A former U.S. ambassador to Ethiopia says he thinks it's a "mistake" for Ethiopian troops to join the AMISOM force in Somalia. AMISOM is the African Union Mission in Somalia.
David Shinn is an adjunct professor at the Elliott School of International Affairs at George Washington University. He said it could be of particular concern "if Ethiopian forces are expected to go beyond the immediate Ethiopia/Somalia border area. Everyone knows that they have been crossing the border into Somalia for some time now confronting al-Shabab forces or any hostile forces for that matter."
AMISOM has driven al-Shabab from the capital Mogadishu, but the militant group still controls areas of the country.
Shinn said the Ethiopian incursions into Somalia of late have been "fairly low key and hasn't drawn a lot of attention. But it's all been done in the context of a bilateral action obviously with the support of the Somali government.

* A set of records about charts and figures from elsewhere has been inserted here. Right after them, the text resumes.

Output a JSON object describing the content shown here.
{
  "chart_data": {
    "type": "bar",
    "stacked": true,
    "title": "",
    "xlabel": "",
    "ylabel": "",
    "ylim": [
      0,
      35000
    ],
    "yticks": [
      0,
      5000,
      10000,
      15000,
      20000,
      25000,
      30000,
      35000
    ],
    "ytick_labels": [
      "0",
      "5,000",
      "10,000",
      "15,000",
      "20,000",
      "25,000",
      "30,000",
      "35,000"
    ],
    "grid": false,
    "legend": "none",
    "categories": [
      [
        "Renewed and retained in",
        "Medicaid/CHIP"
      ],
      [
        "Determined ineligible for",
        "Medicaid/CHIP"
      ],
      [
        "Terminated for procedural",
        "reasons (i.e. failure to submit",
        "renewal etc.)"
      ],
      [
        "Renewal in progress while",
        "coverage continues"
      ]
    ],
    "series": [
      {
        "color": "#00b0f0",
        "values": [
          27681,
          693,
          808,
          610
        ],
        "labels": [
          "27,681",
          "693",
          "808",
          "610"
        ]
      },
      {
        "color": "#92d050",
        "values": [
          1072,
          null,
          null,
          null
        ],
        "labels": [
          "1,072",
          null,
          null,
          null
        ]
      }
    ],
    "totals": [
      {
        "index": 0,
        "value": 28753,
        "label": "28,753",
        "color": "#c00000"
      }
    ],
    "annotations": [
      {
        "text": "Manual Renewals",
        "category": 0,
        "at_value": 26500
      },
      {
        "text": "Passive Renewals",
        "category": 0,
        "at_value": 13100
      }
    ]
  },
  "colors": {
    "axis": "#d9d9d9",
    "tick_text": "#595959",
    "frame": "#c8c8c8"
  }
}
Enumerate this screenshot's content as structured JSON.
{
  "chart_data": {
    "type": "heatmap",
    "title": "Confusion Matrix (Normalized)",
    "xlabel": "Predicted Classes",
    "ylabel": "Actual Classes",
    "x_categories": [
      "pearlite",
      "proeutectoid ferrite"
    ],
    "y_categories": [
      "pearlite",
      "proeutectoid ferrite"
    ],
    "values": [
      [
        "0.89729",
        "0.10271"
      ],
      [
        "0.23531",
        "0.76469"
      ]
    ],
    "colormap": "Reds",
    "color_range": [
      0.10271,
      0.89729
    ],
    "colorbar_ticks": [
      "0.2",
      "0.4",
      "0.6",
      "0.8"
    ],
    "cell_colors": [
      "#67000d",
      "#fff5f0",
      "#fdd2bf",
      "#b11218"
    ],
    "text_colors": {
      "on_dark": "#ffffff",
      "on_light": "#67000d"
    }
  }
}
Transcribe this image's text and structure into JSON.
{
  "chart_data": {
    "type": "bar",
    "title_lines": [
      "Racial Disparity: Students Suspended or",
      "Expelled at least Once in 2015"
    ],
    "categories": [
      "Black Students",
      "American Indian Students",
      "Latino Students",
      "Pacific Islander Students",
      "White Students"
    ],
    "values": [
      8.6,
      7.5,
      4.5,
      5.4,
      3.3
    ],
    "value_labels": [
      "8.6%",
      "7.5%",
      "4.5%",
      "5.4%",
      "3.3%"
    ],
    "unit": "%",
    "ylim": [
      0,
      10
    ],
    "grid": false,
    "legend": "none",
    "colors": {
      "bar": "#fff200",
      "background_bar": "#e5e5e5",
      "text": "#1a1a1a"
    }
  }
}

But by joining AMISOM, this I think is going to revive the Ethiopian intervention more broadly in Somalia that they engaged in from the very beginning of 2007 through January of 2009, particularly their engagement in Mogadishu. And that did not end well."
At the time, Ethiopian forces helped drive out the Islamic Courts Union, which had imposed Sharia law in the country. The relationship between Ethiopia and Somalia over the years has included conflict.
Shinn said the Ethiopian decision move could allow al-Shabab to use it as a "rallying cry" to recruit new members.
He said that it's unclear what Ethiopia would gain by joining AMISOM, aside from possible reimbursement for its military operations in Somalia. It's currently funding those operations itself. He said that the move probably would not enhance Ethiopia's border security, which is already "pretty good."